Parmi les participants qui ont déclaré que tous leurs cours avaient été convertis en apprentissage en ligne, près d’un sur dix (7 %) ont déclaré qu’ils n’avaient pas pu terminer une partie ou la totalité de ces cours. Cette proportion était légèrement plus élevée chez ceux qui étudiaient pour obtenir un diplôme d’études collégiales ou de cégep (9 %), comparativement à ceux qui étudiaient pour obtenir un baccalauréat (7 %), une maîtrise ou un grade professionnel (6 %) ou un doctorat (6 %). Cette proportion variait également en fonction du domaine d’études, allant de 5 % pour les participants étudiant le génie et la technologie du génie à 13 % pour ceux qui apprenaient un métier.
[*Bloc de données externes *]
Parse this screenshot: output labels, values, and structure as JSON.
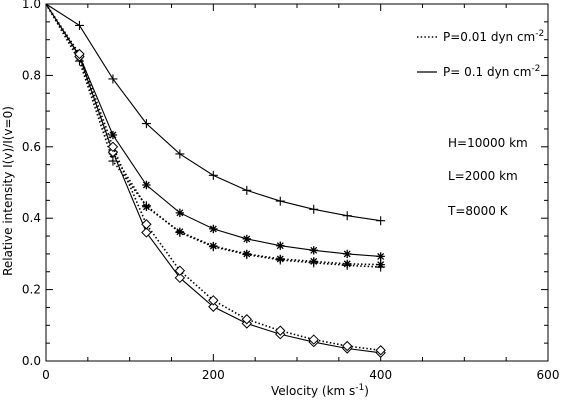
{
  "chart_data": {
    "type": "line",
    "xlabel": "Velocity (km s",
    "xlabel_sup": "-1",
    "xlabel_tail": ")",
    "ylabel": "Relative intensity I(v)/I(v=0)",
    "xlim": [
      0,
      600
    ],
    "ylim": [
      0.0,
      1.0
    ],
    "x_ticks": [
      0,
      200,
      400,
      600
    ],
    "y_ticks": [
      0.0,
      0.2,
      0.4,
      0.6,
      0.8,
      1.0
    ],
    "x_tick_labels": [
      "0",
      "200",
      "400",
      "600"
    ],
    "y_tick_labels": [
      "0.0",
      "0.2",
      "0.4",
      "0.6",
      "0.8",
      "1.0"
    ],
    "grid": false,
    "legend": {
      "placement": "top-right",
      "entries": [
        {
          "style": "dotted",
          "label": "P=0.01 dyn cm",
          "sup": "-2"
        },
        {
          "style": "solid",
          "label": "P= 0.1 dyn cm",
          "sup": "-2"
        }
      ]
    },
    "annotations": [
      "H=10000 km",
      "L=2000 km",
      "T=8000 K"
    ],
    "x": [
      0,
      40,
      80,
      120,
      160,
      200,
      240,
      280,
      320,
      360,
      400
    ],
    "series": [
      {
        "line": "solid",
        "marker": "plus",
        "values": [
          1.0,
          0.94,
          0.79,
          0.665,
          0.58,
          0.52,
          0.478,
          0.448,
          0.425,
          0.407,
          0.393
        ]
      },
      {
        "line": "dotted",
        "marker": "plus",
        "values": [
          1.0,
          0.84,
          0.56,
          0.435,
          0.36,
          0.32,
          0.298,
          0.283,
          0.275,
          0.268,
          0.263
        ]
      },
      {
        "line": "solid",
        "marker": "asterisk",
        "values": [
          1.0,
          0.855,
          0.633,
          0.493,
          0.415,
          0.37,
          0.342,
          0.323,
          0.31,
          0.3,
          0.293
        ]
      },
      {
        "line": "dotted",
        "marker": "asterisk",
        "values": [
          1.0,
          0.85,
          0.58,
          0.432,
          0.362,
          0.322,
          0.3,
          0.286,
          0.279,
          0.272,
          0.27
        ]
      },
      {
        "line": "solid",
        "marker": "diamond",
        "values": [
          1.0,
          0.853,
          0.585,
          0.36,
          0.233,
          0.152,
          0.105,
          0.075,
          0.053,
          0.035,
          0.023
        ]
      },
      {
        "line": "dotted",
        "marker": "diamond",
        "values": [
          1.0,
          0.86,
          0.6,
          0.383,
          0.253,
          0.17,
          0.117,
          0.085,
          0.06,
          0.042,
          0.03
        ]
      }
    ]
  }
}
Graphique 2 Proportion de participants à l’approche participative qui n’ont pas pu terminer une partie ou la totalité des cours qui ont été convertis en apprentissage en ligne, par domaine d’études

Tableau de données du graphique 2 
Tableau de données du graphique 2
Sommaire du tableau
Le tableau montre les résultats de Tableau de données du graphique 2. Les données sont présentées selon Domaine d'études (titres de rangée) et Cours repoussés/annulés, calculées selon proportion unités de mesure (figurant comme en-tête de colonne).
Domaine d'études Incapable de terminer une partie ou la totalité des cours
pourcentage
Arts, sciences humaines et sciences sociales 9
Commerce et administration 7
Soins de santé 9
Éducation 6
Droit 7
Sciences 6
Génie et technologie du génie 5
Mathématiques et informatique 9
Services 10
Métiers 13

Les résultats obtenus au moyen de l’approche participative ont montré que, outre la perturbation des études des étudiants du niveau postsecondaire attribuable au report ou à l’annulation de cours ou à leur conversion en apprentissage en ligne, les étudiants sont également préoccupés par l’avenir de leurs études. Leurs préoccupations portent notamment sur leurs notes, leur capacité à obtenir leur diplôme comme prévu ou encore le fait que leur diplôme ne soit pas équivalent à celui d’étudiants qui n’ont pas été touchés par la pandémie de COVID-19 (voir l’infographie). D’autres études de la série porteront sur l’effet de la pandémie sur les placements en milieu de travail et examineront les préoccupations financières qui s’y rattachent.

Méthodologie

Le présent article est fondé sur un questionnaire administré selon l’approche participative, qui a été rempli par plus de 100 000 étudiants du niveau postsecondaire du 19 avril au 1er mai 2020. Les lecteurs doivent noter que contrairement à celles d’autres enquêtes de Statistique Canada, les données qui sont recueillies selon l’approche participative ne le sont pas au moyen d’un plan de sondage probabiliste. Les données ont été étalonnées au nombre d’étudiants par province ou territoire d’études, niveau d’études et genre selon le Système d’information sur les étudiants postsecondaires. Les résultats pourraient être biaisés étant donné que les réponses des participants ne sont pas nécessairement représentatives des non-participants. Il faut donc faire preuve de prudence lors de l’interprétation des résultats, et aucune conclusion ne doit être tirée quant à l’ensemble des étudiants du niveau postsecondaire au Canada.